On vous a même donné l’occasion de faire un concert au palais de l’Unité à Yaoundé… 
J’ai pris du plaisir à chanter au palais. Même si on ne nous avait pas donné l’occasion, nous avons tout fait pour se donner cette occasion. Nous avons chanté le son phare que nous avons chanté pendant toute la CAN. Nous avons tous chanté avec l’orchestre de la Garde présidentielle, et cela a fait une bonne petite fête. Ce sont des moments qui marquent la carrière d’un joueur, qu’on ne vit pas plusieurs fois dans sa vie, il faut en profiter.  

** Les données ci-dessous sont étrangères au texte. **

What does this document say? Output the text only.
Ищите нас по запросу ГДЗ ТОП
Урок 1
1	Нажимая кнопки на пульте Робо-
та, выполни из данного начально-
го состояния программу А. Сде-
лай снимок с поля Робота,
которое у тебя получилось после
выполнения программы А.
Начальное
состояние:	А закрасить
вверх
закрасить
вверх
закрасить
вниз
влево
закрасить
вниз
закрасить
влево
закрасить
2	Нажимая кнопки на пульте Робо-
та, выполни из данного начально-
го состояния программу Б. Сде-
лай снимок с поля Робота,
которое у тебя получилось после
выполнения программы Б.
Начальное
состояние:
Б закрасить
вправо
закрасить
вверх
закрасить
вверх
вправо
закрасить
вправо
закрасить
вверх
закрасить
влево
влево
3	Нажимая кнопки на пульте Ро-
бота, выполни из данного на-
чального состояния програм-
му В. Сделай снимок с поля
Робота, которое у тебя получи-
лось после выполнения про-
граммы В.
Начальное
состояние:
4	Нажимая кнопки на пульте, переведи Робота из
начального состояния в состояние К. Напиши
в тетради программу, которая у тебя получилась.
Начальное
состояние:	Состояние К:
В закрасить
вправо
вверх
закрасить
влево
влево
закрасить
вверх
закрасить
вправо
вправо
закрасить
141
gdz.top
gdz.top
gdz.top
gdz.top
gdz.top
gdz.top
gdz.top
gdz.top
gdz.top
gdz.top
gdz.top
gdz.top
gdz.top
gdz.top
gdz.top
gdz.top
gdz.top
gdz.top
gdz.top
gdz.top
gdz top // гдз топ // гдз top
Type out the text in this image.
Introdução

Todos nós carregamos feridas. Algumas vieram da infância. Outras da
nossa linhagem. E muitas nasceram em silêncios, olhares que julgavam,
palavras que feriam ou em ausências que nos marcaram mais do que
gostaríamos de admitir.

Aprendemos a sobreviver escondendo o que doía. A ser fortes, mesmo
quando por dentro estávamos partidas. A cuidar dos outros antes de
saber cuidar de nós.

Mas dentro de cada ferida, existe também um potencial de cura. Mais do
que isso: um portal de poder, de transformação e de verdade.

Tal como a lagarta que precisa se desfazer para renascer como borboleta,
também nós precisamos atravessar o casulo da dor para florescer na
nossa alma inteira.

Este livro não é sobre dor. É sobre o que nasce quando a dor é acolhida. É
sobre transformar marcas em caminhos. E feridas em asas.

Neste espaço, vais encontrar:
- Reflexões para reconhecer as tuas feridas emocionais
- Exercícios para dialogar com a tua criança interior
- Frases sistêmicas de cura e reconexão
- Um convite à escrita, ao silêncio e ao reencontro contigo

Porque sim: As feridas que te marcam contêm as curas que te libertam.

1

Le mercato d’hiver fermait les portes il y a quelques jours. Tes fans ont attendu de te voir rebondir en occident. Mais cela n’a pas été le cas… 
Je dirai que j’ai confiance à mon talent, je ne suis pas frustré. Je sais que ça va arriver. Pour l’instant, mon club a encore besoin de moi. C’est déjà le plus important, ce n’est pas comme si j’étais dans la rue. Vous avez un joueur qui joue en MLS à l’Impact de Montréal et qui est champion d’Afrique en ayant joué les six matches de la compétition, c’est aussi des éléments pour faire respecter ce championnat-là. C’est vrai que mon ambition c’est de revenir en Europe. Ça n’a pas été fait pendant ce mercato mais, il faut savoir attendre les choses. Elles se feront certainement à leur temps.